The Ondo governorship election debate on Monday raised new controversies ahead of the polls, as Olusola Oke of the Alliance for Democracy and Jimoh Ibrahim of the Peoples Democratic Party expressed divergent opinions on the abolition of personal income taxes and security votes.
It was a straight fight between Messrs. Oke and Ibrahim who toed different paths in proffering solutions to the problems facing the state.
Although Mr. Oke showed more understanding of the workings of government and had a clearer focus on how to deal with the problems, Mr. Ibrahim’s propositions appeared to be more innovative and sometimes bogus.
Mr. Ibrahim, while answering the question on how he would deal with the economic recession in the state, said he would approach the problem by abolishing personal income taxes of workers.
He said it was unreasonable to tax workers who had not earned salaries for several months.
“It is a common knowledge that you cannot fight recession while taxing the people, so when we come into office we will immediately abolish personal income taxes,” he said.
It was Mr. Ibrahim’s argument that instead of raising revenues from taxes, the workers would be made to contribute in such a manner that the amount realised would be used for infrastructural development.
Mr. Ibrahim also said he would increase minimum wage from N18, 000 to N75, 000 as soon as he takes over as governor.
“You cannot achieve the required development with workers who are hungry,” he said.
He said in his companies, the entering pay package for staff was N75, 000, arguing that the state had enough to pay workers.
According to him, more workers would be hired to drive the needed development, saying the economic revival of the state would need more men and women.
Mr. Oke, who disagreed with Mr. Ibrahim’s propositions, said removing personal income tax would not be advisable in curbing the ongoing recession.
“I will not abolish personal income tax because it is statutory,” Mr. Oke said. “What we will do is to ensure effective ways of collecting taxes.”
Mr. Oke said increasing minimum wage would not be feasible given the huge backlog of salaries owners.
He said for one year of his administration increasing minimum wage would not be on his agenda, but would focus on clearing the backlog of salaries owed the workers.
The candidates also had a contention over the administration of security votes. It was the submission of Mr. Ibrahim that votes for security was unnecessary and a product of corruption.

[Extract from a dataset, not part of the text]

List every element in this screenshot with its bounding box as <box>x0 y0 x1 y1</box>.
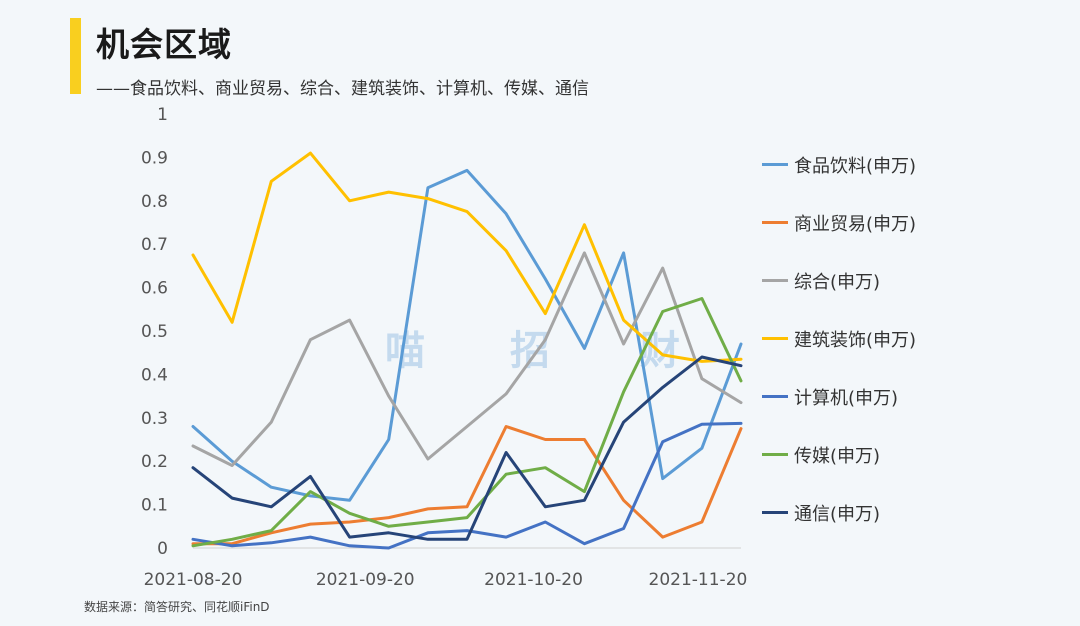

“Security votes is a fraud,” he declared. “I will not spent government funds to protect myself.”
Instead, he said he would provide five percent of gross federal allocation to the state for traditional rulers to help administer security and development at the local level.
On this, Mr. Oke disagreed again with Mr. Ibrahim, saying he would retain the administration of security votes.

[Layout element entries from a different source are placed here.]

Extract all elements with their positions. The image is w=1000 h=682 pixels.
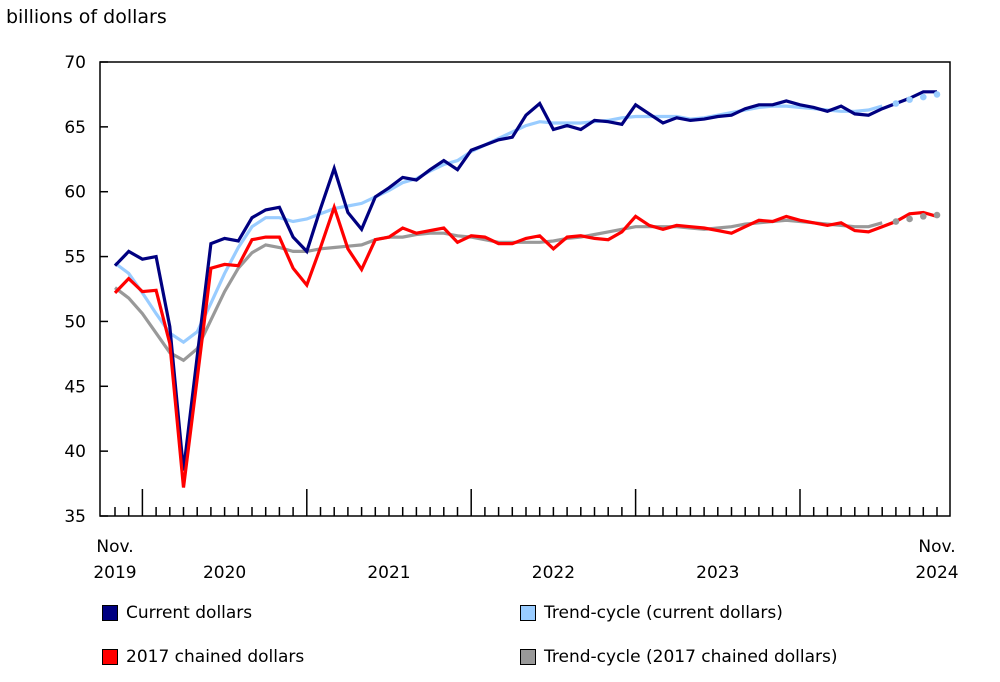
legend-item: Trend-cycle (2017 chained dollars)	[520, 647, 838, 667]
y-tick-label: 60	[64, 183, 86, 203]
series-line-current-dollars	[113, 90, 937, 471]
x-tick-label: Nov.	[918, 537, 955, 557]
legend-label: Trend-cycle (2017 chained dollars)	[544, 647, 838, 667]
x-tick-label: 2023	[696, 563, 739, 583]
series-point-trend-cycle-2017-chained-dollars	[892, 218, 900, 225]
series-point-trend-cycle-current-dollars	[933, 91, 941, 98]
series-point-trend-cycle-current-dollars	[906, 96, 913, 103]
y-tick-label: 70	[64, 53, 86, 73]
series-line-trend-cycle-current-dollars	[114, 104, 883, 345]
series-point-trend-cycle-2017-chained-dollars	[906, 215, 913, 223]
y-tick-label: 50	[64, 312, 86, 332]
series-line-2017-chained-dollars	[113, 202, 938, 488]
legend-swatch	[520, 605, 536, 621]
legend-item: Trend-cycle (current dollars)	[520, 603, 783, 623]
series-line-trend-cycle-2017-chained-dollars	[114, 218, 883, 363]
legend-label: Trend-cycle (current dollars)	[544, 603, 783, 623]
plot-frame	[99, 61, 951, 517]
x-tick-label: Nov.	[96, 537, 133, 557]
legend-item: 2017 chained dollars	[102, 647, 304, 667]
legend-label: 2017 chained dollars	[126, 647, 305, 667]
y-tick-label: 40	[64, 442, 86, 462]
x-tick-label: 2021	[367, 563, 410, 583]
series-point-trend-cycle-current-dollars	[892, 100, 900, 107]
x-tick-label: 2020	[203, 563, 246, 583]
legend-swatch	[102, 649, 118, 665]
x-tick-label: 2022	[532, 563, 575, 583]
y-tick-label: 65	[64, 118, 86, 138]
series-point-trend-cycle-2017-chained-dollars	[933, 211, 941, 219]
y-tick-label: 55	[64, 248, 86, 268]
series-point-trend-cycle-2017-chained-dollars	[920, 213, 927, 220]
legend-item: Current dollars	[102, 603, 252, 623]
x-tick-label: 2019	[93, 563, 136, 583]
y-tick-label: 45	[64, 377, 86, 397]
legend-label: Current dollars	[126, 603, 253, 623]
legend-swatch	[102, 605, 118, 621]
x-tick-label: 2024	[915, 563, 958, 583]
series-point-trend-cycle-current-dollars	[920, 93, 927, 101]
y-tick-label: 35	[64, 507, 86, 527]
y-axis-label: billions of dollars	[6, 6, 167, 28]
legend-swatch	[520, 649, 536, 665]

He noted that he would ensure that the amount voted for security was reduced and its application transparent.
“There are things the governor does on security that cannot go through the bottlenecks of bureaucracy,” he said.

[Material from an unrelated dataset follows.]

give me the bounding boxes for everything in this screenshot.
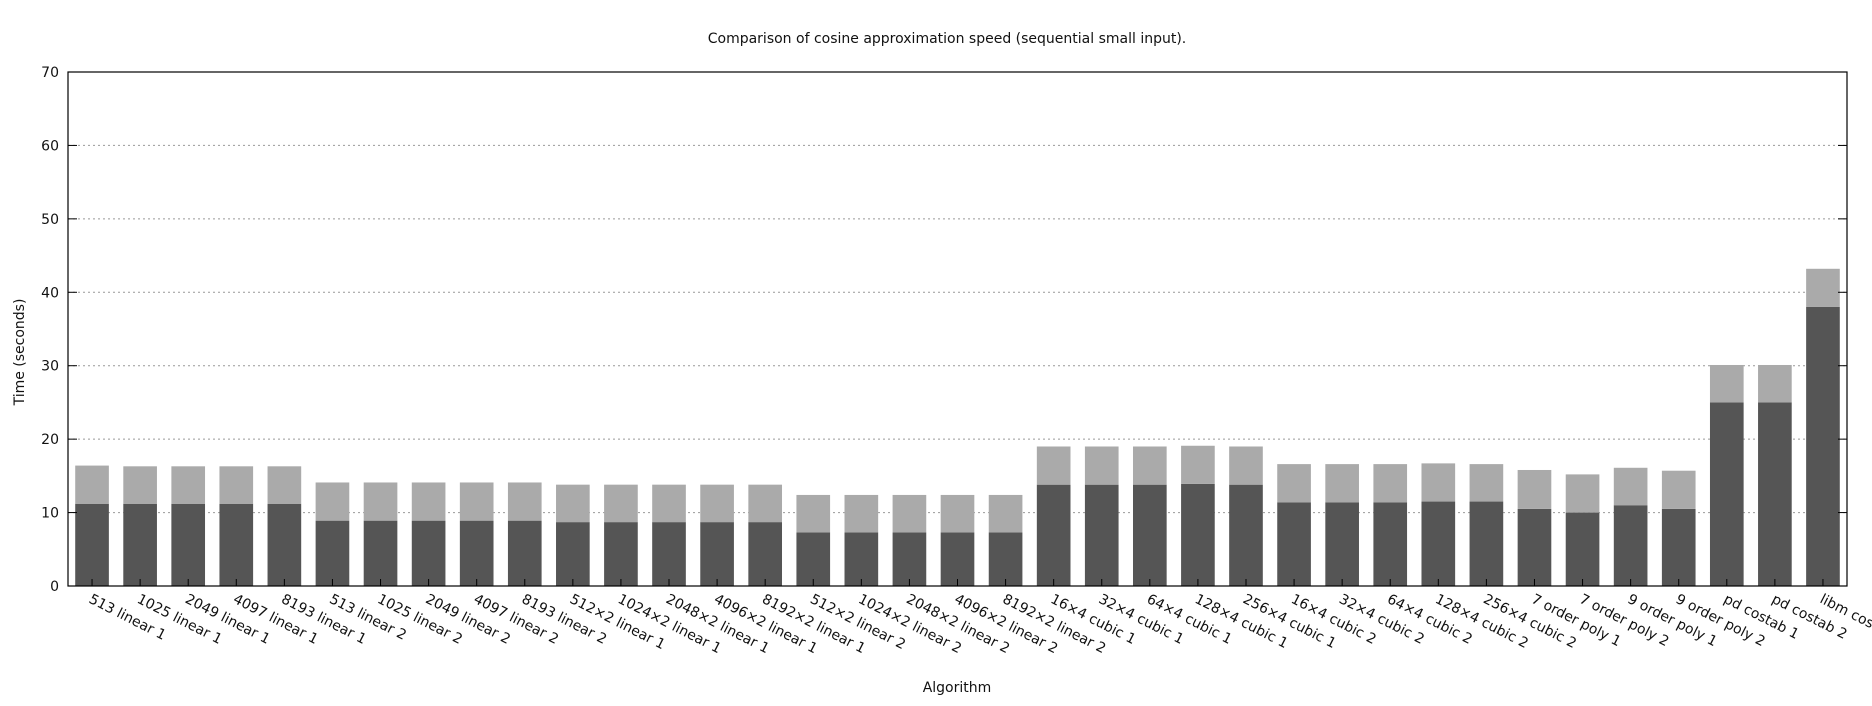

Olu Agunloye of the Social Democratic Party, who was in most part evasive in answering direct questions, did not offer any solutions on the security.
He however said the minimum wage issue was a fraud, arguing the increments were irregular and fraudulent. He had no time to offer solutions.
He said he would be tough on insecurity and would ensure herdsmen abide by the laws for peaceful coexistence.
Mr. Agunloye said he would ensure pensioners get paid without difficulty. He said corruption was causing poverty in the state.
On funding of elections, Mr. Oke denied being funded by the national leader of the APC, Bola Tinubu. He did not declare how much he had spent so far in the campaigns.
Mr. Agunloye also denied receiving any funding emanating from corruption, and defended his party’s leader, Olu Falae, on the N100 million received from the Jonathan administration for the 2015 presidential election.
He said Mr. Falae did not collect any money from the office of the NSA, as alleged, but was a product of an agreement between the PDP and the SDP.
The candidates were in agreement on the need to involve the private sector in the revival of the economy. They were also on the same page on the issue of creating jobs through revamping moribund industries in the state.
The candidates advocated free education at primary and secondary levels, with a twist from Ibrahim, who promised to covert 100 government schools to boarding system, and reinstating the order of seniority I’m the schools to restore discipline.
The candidates, when asked to ask themselves questions, were preoccupied with having the support of their opponents if they emerged winner on Saturday.
The fourth candidate, Rotimi Akeredolu, of the All Progressives Congress, did not attend the debate.
His media office in a statement on Monday, said Mr. Akeredolu could not be part of the debate because he was away in Ilaje local government for his campaign.